One year ago.
It was peaceful.
Janet pronounced him gone, but not dead. Just as she had pronounced Mom gone but not dead, 15 years before.
Not dead. Not either of them. Not as long as those who love them are alive.
They live on. In us. In the good we do. In the quirky things we do. In the things we say (and then shake our heads because we never imagined those words coming from our mouths).
″Everything dies; that’s a fact, Maybe everything that dies some day comes back. ″
I think Mom and Dad are here, hovering over their children.
Still, one year later, I am having a hard time thinking about life without you, Mom and Dad.

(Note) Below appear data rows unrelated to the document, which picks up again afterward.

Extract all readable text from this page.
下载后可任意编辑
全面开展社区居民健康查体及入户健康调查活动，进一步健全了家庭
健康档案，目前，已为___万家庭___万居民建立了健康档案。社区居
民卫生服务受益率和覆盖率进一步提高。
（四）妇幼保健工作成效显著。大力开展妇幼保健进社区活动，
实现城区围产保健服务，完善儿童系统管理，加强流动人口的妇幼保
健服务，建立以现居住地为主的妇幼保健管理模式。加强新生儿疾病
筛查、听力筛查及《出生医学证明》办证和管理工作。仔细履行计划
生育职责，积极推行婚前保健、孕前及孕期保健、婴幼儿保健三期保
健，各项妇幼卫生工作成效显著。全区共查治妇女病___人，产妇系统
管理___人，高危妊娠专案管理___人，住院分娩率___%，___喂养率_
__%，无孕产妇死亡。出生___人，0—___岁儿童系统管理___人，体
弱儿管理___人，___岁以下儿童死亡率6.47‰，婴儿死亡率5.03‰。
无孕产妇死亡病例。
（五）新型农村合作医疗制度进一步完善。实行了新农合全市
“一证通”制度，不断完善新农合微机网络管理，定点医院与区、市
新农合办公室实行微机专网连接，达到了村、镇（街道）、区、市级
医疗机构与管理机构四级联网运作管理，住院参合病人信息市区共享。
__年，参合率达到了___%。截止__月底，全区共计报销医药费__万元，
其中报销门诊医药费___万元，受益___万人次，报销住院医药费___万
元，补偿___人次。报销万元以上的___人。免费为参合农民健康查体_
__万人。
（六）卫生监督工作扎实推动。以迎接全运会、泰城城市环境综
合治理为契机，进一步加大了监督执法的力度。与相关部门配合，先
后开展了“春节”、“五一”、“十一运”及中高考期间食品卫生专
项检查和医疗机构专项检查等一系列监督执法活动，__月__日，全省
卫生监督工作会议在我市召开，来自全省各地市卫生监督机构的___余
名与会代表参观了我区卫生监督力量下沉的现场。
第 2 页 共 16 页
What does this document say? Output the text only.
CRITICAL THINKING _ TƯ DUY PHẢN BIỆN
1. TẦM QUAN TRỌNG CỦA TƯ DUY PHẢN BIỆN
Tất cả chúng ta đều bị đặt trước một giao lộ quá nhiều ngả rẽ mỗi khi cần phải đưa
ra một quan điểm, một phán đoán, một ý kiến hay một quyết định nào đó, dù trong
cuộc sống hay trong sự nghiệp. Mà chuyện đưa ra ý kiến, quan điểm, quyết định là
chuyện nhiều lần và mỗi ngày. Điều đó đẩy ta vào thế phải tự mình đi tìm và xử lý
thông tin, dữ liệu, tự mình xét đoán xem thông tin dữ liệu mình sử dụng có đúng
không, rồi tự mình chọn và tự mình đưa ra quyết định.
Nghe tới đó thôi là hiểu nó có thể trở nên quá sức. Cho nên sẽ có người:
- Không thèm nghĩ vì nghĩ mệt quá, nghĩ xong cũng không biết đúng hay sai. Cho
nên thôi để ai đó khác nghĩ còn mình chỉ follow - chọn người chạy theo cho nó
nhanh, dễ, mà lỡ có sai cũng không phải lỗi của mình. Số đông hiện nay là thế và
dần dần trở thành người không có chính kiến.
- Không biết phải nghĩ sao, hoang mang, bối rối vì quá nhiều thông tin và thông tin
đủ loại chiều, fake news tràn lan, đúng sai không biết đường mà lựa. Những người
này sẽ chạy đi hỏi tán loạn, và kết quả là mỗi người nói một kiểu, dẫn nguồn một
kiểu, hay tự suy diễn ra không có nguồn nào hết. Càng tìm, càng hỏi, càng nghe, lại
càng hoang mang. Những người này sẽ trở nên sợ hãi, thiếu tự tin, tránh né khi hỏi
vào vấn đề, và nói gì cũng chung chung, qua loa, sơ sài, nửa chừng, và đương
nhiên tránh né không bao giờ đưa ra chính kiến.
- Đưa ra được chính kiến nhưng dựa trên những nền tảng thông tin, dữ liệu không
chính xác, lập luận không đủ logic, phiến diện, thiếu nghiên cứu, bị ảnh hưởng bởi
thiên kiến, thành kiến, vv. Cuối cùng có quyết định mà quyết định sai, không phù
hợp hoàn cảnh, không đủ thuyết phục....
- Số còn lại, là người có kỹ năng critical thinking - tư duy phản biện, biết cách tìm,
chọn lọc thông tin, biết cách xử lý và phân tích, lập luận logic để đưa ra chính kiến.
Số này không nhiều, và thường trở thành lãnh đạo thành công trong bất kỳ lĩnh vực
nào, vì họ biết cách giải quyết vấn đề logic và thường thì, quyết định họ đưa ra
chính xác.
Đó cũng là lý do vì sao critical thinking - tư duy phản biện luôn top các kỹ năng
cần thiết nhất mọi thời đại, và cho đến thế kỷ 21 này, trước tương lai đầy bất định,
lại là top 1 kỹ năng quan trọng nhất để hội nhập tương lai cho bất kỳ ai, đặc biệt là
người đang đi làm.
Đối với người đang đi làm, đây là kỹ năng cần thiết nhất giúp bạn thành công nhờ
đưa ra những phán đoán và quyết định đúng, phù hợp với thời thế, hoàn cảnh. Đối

Just yesterday, we were kids and we were playing with our cousins while the uncles and aunts were gathered. The clan that made it in America and pushed their kids to heights they never imagined.
Now, the kids are the elders. And still I can’t let go of Rosh Ha-Shanah on hot days on Wellington Avenue in New Rochelle, playing on the lawn. The sunlight in my memory still blinds my eyes.
We are old now. Time to take our place among the generations.
But we didn’t fight, we didn’t starve, we didn’t want for much. How do we stand with those who came before?
How do we take our place?
What have we done to deserve to stand next to Mom and Dad and their siblings?
And, all of the questions we have that go unanswered. Questions that we didn’t have until now.
And that is where the loneliness comes in. The questions we never knew to ask that now go unanswered.